On most packaged foods you will find either a “sell by” or “best before” date stamped, which is taken by most consumers to mean that the product is no longer any good by and beyond that date. Many of these products, however, end up in discount bins where they are marked down a little. Are they still safe to use, though? Are customers risking illness by eating these “expired” items?
For decades there have been bakeries specializing in “day-old” goods, bread, cookies, cakes, snack foods, usually marked down by the commercial bakery where they were created. Seniors and others watching their budget find such baked goods not only a bargain but still of fine quality. Should other products, then, also be re-marketed in such ways? Are all foods equally viable when they reach the end of their listed shelf life?
The former president of the Trader Joe’s chain, Doug Rowe, plans to open a store that will sell food that would otherwise be discarded as being no longer sellable. According to an NBC news video (http://video.msnbc.msn.com/nightly-news/54186865), a recent study claims that at least forty per cent of all food produced in the United States is thrown out per year. That amounts, the statistics report, to $165 billion worth of food that is wasted in this country annually. For a country that prides itself on its wealth, and yet has millions of people living below the poverty line, this is a scandal.
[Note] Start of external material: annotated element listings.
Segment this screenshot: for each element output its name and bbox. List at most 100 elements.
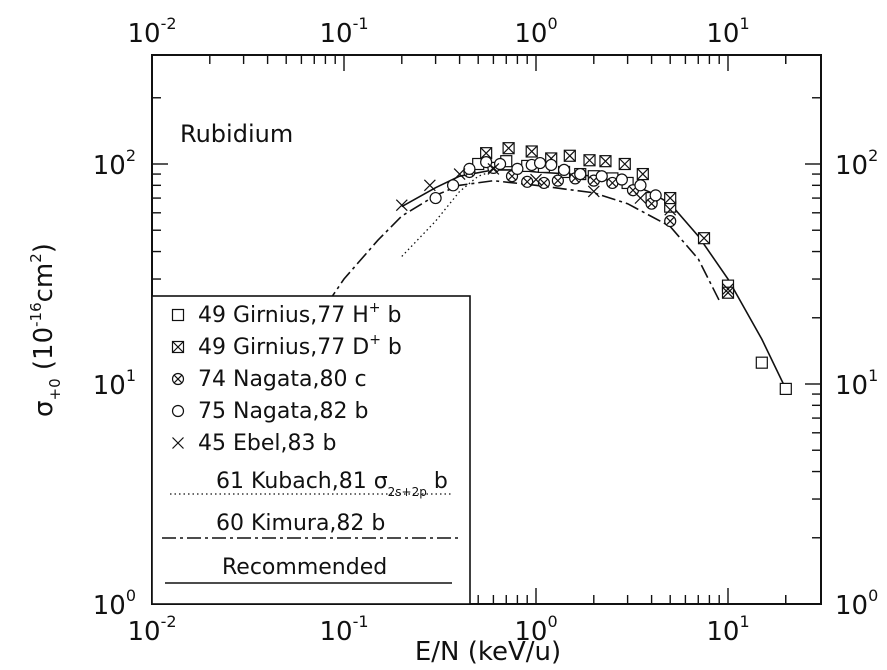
point-x [487,162,500,175]
x-tick-label-top: 10-2 [127,14,176,49]
marker-cross [599,155,612,168]
point-x [423,179,436,192]
legend-entry: 74 Nagata,80 c [198,367,367,392]
point-circle-x [664,215,677,228]
point-circle [545,158,558,172]
marker-circle [511,162,524,176]
point-circle [463,162,476,176]
point-square-x [664,191,677,205]
marker-circle [446,179,460,192]
y-tick-label-right: 100 [835,586,878,621]
point-circle [493,157,507,171]
x-tick-label-bottom: 10-1 [319,612,368,647]
x-tick-label-bottom-exponent: 1 [739,612,749,631]
legend-entry: 49 Girnius,77 H+ b [198,300,402,328]
point-square-x [502,142,515,155]
point-circle-x [521,175,534,188]
marker-cross [395,199,408,212]
legend-entry: 75 Nagata,82 b [198,399,368,424]
y-tick-label-left: 100 [93,586,136,621]
y-axis-unit-close: ) [29,243,59,253]
marker-circle [545,158,558,172]
point-square-x [697,232,711,245]
legend-entry-name: 74 Nagata,80 c [198,367,367,392]
point-x [530,173,542,186]
x-tick-label-bottom: 10-2 [127,612,176,647]
point-square-x [721,286,735,299]
point-circle [615,173,628,186]
point-circle [533,156,547,170]
annotation-label: Rubidium [180,120,293,148]
marker-cross [608,178,617,188]
y-tick-label-left-exponent: 2 [126,146,136,165]
point-x [722,283,734,296]
point-circle [557,163,571,177]
y-tick-label-left: 102 [93,146,136,181]
y-axis-label: σ+0 (10-16cm2) [27,243,64,417]
marker-cross [722,283,734,296]
marker-cross [487,162,500,175]
legend-marker-square [171,308,185,322]
point-circle [446,179,460,192]
point-circle-x [537,176,551,190]
x-tick-label-top-exponent: 1 [739,14,749,33]
marker-circle [574,167,587,181]
point-square-x [583,154,596,167]
point-square-x [525,145,538,158]
legend-marker-circle-x [171,372,185,386]
curve-dash-dot [285,179,720,368]
x-tick-label-bottom: 101 [706,612,749,647]
legend-marker-x [172,437,184,449]
x-tick-label-bottom-base: 10 [514,617,547,647]
x-tick-label-bottom-exponent: 0 [547,612,557,631]
x-tick-label-bottom-base: 10 [706,617,739,647]
x-axis-label: E/N (keV/u) [415,637,561,667]
marker-circle [557,163,571,177]
legend-curve-label-name: 60 Kimura,82 b [216,511,385,536]
marker-cross [636,168,649,180]
legend-entry-name: 45 Ebel,83 b [198,431,336,456]
legend-curve-label-name: Recommended [222,555,387,580]
legend-entry: 49 Girnius,77 D+ b [198,332,402,360]
marker-circle [595,170,608,183]
point-x [453,168,466,180]
point-square [755,356,768,369]
legend-marker-circle [171,404,185,418]
y-tick-label-right: 101 [835,366,878,401]
marker-cross [665,216,675,226]
marker-cross [698,232,710,245]
y-axis-unit-cm: cm [29,263,59,303]
y-tick-label-left-exponent: 0 [126,586,136,605]
point-circle-x [606,176,619,190]
marker-cross [553,176,563,186]
marker-cross [583,154,596,167]
legend-entry-superscript: + [369,300,381,316]
legend-entry-suffix: b [381,335,402,360]
legend: 49 Girnius,77 H+ b 49 Girnius,77 D+ b 74 N… [151,295,471,605]
x-tick-label-top-base: 10 [706,19,739,49]
marker-circle [171,404,185,418]
y-tick-label-left-exponent: 1 [126,366,136,385]
marker-circle [634,179,647,192]
marker-cross [502,142,515,155]
x-tick-label-top-base: 10 [127,19,160,49]
legend-curve-label: 61 Kubach,81 σ2s+2p b [216,469,448,499]
y-tick-label-left-base: 10 [93,591,126,621]
legend-curve-label: 60 Kimura,82 b [216,511,385,536]
legend-curve-label-name: 61 Kubach,81 σ [216,469,388,494]
y-tick-label-right-base: 10 [835,591,868,621]
point-x [634,192,647,205]
point-x [395,199,408,212]
marker-circle [649,189,662,202]
legend-entries: 49 Girnius,77 H+ b 49 Girnius,77 D+ b 74 N… [162,300,458,584]
x-tick-label-top-base: 10 [319,19,352,49]
x-tick-label-top-base: 10 [514,19,547,49]
legend-curve-label: Recommended [222,555,387,580]
curve-dotted [401,170,494,257]
point-circle [595,170,608,183]
marker-cross [172,341,184,353]
x-tick-label-top-exponent: 0 [547,14,557,33]
marker-circle [493,157,507,171]
y-axis-unit-exp2: 2 [27,253,45,263]
marker-cross [618,158,631,170]
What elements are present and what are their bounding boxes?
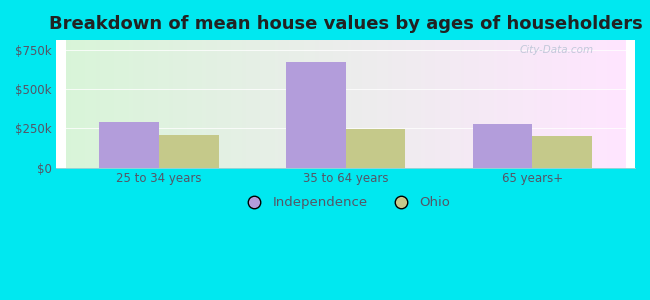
Bar — [159, 134, 219, 168]
Bar — [286, 62, 346, 168]
Bar — [346, 129, 406, 168]
Bar — [99, 122, 159, 168]
Text: City-Data.com: City-Data.com — [519, 45, 593, 55]
Bar — [532, 136, 592, 168]
Bar — [473, 124, 532, 168]
Legend: Independence, Ohio: Independence, Ohio — [236, 191, 456, 214]
Title: Breakdown of mean house values by ages of householders: Breakdown of mean house values by ages o… — [49, 15, 643, 33]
Mr. Rowe’s store, which he intends to open in June this year, will be selling fresh produce, dairy products, for a fraction of the original cost. It will be called “The Daily Table” and is scheduled to operate outside the Boston area, as a non-profit facility. Could others follow his lead, and open similar stores in different parts of the country? Will consumers who are unable to afford healthy food be leery nonetheless of such food, or will they take up the opportunity to access good nutrition at low cost?
Not all foods that are beyond their “best before” date are worthy of being discarded. Most of us keep even the freshest foods, after bringing them home, in our refrigerators or on pantry shelves for a while before using them. If properly stored, many such items are perfectly safe. It’s when instructions for food safety (like refrigeration after opening, or keeping the package sealed) are disregarded that spoilage often occurs. Illnesses such as salmonella, however, are frequently the result of poor sanitation practices during production.
Good luck to Doug Rowe and his efforts to not only reduce the immoral waste of food, but to enable low-income Americans to buy nutritious food, especially following the reduction of food stamps by the federal government. We need more people of initiative like him to solve such problems created by poor planning and marketing, as well as by the lack of compassion by the powers-that-be toward those who are affected by such actions.